Dealing with celebrities is one thing, but accommodating to presidents and their family members is an entirely different set of problems. “The president of France came with his family and just two bodyguards. The following day we had Prince Andrew of England, who was invited by Gamal Mubarak. He had dinner at the Montgomery suite, and instead of having two guards protecting him, he had a small army with machine guns that looked like cast members of the movie Men in Black.”
It was also under Mubarak’s reign that one of the most embarrassing events occurred during one of the most important of times; the millennium celebration. With Pink Floyd marketed to play, and guests booking hotel rooms from as far back as 1988, expectations were high for Egypt to pull off a ceremony to compete with the world. At the same time it was Ramadan, so for the many who came in search of champagne and The Dark Side of the Moon were disappointed, as all they were given was Coca-Cola and Jean Michel Jarre. It was huge mistake on all parts, but later in the decade the Mena House was looked to once again by global glitterati including the likes of Bryan Adams, Andrea Bocelli, Julio Iglesias and – in what was slated as the final ever performance to be allowed at the foot of the pyramids – Kylie Minogue, who had the hotel filled with high profile visitors from across the world.
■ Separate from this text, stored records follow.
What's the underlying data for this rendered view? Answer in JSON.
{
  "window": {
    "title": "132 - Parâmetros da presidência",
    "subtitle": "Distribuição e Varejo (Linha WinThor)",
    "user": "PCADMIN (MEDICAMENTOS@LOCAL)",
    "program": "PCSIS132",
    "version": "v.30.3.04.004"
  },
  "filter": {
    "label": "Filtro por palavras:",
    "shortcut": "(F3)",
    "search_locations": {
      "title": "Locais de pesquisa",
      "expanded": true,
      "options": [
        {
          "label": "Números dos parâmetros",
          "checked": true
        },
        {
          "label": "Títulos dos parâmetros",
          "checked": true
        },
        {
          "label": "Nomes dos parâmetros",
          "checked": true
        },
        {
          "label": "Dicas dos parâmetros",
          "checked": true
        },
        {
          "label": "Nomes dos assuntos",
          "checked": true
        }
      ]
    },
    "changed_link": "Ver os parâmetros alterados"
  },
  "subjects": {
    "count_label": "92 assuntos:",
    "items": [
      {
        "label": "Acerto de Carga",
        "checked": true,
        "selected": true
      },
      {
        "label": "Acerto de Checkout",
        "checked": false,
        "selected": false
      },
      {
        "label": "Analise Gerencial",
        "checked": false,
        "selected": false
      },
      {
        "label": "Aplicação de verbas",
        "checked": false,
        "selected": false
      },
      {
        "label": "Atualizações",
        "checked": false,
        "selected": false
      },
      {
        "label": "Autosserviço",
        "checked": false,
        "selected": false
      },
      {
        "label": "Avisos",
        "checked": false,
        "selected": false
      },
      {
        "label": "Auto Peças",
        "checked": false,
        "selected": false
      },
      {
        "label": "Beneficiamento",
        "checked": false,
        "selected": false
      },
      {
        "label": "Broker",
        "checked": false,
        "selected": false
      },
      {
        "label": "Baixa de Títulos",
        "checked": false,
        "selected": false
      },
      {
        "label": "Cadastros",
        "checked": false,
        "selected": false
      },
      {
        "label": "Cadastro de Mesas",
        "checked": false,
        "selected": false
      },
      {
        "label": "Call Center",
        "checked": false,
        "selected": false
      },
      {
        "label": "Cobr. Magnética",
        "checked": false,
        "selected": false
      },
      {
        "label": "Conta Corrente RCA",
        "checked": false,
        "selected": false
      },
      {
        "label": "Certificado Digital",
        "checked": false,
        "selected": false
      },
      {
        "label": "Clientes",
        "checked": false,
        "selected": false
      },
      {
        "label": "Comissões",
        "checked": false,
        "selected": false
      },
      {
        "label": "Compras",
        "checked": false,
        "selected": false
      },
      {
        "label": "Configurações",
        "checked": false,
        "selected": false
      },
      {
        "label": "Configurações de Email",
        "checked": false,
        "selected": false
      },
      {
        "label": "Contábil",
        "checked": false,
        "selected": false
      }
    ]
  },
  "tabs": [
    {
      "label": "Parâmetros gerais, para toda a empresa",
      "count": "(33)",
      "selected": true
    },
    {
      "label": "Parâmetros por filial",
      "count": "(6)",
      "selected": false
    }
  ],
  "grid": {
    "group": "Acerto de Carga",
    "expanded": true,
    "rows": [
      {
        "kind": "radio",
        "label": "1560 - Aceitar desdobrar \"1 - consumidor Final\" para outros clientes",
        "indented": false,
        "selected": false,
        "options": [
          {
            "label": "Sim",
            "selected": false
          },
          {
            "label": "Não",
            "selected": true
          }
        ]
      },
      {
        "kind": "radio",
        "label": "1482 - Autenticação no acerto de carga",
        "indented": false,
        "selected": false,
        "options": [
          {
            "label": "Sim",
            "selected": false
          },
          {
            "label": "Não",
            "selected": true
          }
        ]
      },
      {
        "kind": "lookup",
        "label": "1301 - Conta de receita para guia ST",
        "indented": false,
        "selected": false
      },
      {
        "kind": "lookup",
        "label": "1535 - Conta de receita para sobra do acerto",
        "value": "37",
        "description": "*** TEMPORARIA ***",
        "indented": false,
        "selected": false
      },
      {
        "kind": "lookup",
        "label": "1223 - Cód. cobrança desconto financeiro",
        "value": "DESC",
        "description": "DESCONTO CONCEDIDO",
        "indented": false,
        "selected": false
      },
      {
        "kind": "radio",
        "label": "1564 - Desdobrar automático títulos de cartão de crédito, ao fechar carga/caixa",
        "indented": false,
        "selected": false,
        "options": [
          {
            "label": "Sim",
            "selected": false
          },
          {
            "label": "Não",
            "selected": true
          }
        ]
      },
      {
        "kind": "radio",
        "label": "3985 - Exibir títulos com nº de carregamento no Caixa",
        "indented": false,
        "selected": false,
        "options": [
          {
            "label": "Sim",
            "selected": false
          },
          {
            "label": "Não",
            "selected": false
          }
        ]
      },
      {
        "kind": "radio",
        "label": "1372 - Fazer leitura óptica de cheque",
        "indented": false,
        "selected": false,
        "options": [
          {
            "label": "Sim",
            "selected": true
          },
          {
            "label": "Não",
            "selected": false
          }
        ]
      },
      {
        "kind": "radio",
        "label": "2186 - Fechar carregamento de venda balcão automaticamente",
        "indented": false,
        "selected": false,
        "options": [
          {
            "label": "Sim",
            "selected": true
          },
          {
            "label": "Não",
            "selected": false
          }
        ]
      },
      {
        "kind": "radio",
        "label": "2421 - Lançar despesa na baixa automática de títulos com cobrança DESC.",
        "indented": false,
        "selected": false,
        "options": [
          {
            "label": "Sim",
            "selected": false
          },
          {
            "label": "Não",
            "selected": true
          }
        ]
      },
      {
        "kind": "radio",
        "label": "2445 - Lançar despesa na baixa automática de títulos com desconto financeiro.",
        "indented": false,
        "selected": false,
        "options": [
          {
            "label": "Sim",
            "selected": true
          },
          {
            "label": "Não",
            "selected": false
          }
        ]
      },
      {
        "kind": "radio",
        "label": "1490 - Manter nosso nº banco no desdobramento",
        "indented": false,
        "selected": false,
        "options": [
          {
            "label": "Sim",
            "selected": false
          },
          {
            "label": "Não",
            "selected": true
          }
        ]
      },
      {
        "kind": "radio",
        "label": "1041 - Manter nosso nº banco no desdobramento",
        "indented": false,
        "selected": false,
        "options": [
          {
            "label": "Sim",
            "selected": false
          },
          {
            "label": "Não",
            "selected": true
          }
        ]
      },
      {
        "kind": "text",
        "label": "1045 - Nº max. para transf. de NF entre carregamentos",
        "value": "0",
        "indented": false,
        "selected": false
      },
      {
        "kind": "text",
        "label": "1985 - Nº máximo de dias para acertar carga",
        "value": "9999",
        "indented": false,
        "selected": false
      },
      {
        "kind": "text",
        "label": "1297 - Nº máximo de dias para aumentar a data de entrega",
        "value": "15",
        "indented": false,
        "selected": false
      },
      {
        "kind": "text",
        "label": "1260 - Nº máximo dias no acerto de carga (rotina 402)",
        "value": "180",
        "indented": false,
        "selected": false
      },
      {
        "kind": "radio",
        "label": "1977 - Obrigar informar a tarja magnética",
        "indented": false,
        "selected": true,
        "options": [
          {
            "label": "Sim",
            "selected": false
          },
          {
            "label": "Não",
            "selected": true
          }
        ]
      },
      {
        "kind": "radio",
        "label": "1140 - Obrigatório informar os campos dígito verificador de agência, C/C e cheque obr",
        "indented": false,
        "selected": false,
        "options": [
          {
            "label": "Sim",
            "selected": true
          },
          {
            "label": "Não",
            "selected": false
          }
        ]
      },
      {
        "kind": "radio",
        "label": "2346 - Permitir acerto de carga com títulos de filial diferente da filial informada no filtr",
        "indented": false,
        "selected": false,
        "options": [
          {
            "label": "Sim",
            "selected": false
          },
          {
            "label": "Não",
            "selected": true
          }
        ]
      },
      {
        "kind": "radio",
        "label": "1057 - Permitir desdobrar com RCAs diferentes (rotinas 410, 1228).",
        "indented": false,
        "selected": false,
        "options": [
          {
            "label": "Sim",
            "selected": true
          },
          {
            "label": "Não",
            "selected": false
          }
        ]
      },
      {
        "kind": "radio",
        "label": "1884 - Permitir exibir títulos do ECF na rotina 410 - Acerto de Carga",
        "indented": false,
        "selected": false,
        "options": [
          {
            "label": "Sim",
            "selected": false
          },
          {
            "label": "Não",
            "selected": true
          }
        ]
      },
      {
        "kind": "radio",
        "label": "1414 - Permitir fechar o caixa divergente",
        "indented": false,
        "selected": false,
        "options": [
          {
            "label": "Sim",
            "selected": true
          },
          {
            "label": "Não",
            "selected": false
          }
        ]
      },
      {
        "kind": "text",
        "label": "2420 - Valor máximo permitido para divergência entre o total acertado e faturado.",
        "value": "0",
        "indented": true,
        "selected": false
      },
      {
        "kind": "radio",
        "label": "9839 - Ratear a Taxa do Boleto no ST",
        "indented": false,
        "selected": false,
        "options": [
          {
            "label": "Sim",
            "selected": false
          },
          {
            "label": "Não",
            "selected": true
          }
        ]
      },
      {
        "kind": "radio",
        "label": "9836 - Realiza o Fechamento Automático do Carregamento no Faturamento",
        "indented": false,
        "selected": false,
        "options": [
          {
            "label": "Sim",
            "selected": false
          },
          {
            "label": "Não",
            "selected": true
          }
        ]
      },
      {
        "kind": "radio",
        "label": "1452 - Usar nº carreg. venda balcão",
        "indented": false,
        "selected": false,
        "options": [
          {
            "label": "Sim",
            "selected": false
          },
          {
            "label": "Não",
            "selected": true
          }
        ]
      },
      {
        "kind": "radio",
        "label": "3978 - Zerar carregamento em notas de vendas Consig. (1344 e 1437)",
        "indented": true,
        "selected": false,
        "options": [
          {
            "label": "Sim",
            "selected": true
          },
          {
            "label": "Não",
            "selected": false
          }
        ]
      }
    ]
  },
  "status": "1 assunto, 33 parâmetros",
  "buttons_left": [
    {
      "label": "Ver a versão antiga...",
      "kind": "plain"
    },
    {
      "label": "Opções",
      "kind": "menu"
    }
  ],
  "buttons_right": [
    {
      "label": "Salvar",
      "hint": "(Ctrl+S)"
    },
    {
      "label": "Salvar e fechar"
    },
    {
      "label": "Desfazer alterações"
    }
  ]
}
It was amazing just how much information Lotfy could squeeze into a tour. As I left to explore the hotel I encountered; an array of deliciously exotic cuisines, relaxed by the beautifully serene pool, enjoyed thirst quenching drinks at multiple bars including the new 139 Lounge & Terrace, where I got to watch Netherlands destroy Spain, while enjoying one of the best views in the world. The friendly staff was made up of professionals who have worked there for over 20 years. With the history that has transpired there is no shortage of stories, and with tourism being low and Ramadan approaching, this is the absolute perfect time capsule for Egyptians looking to live the legend. Hopefully as its legacy continues, the Mena House will prove to be as unmovable as the pyramids, but in the meantime it stands as the best escape from Cairo, and quite possibly the only hassle-free way to enjoy our heritage.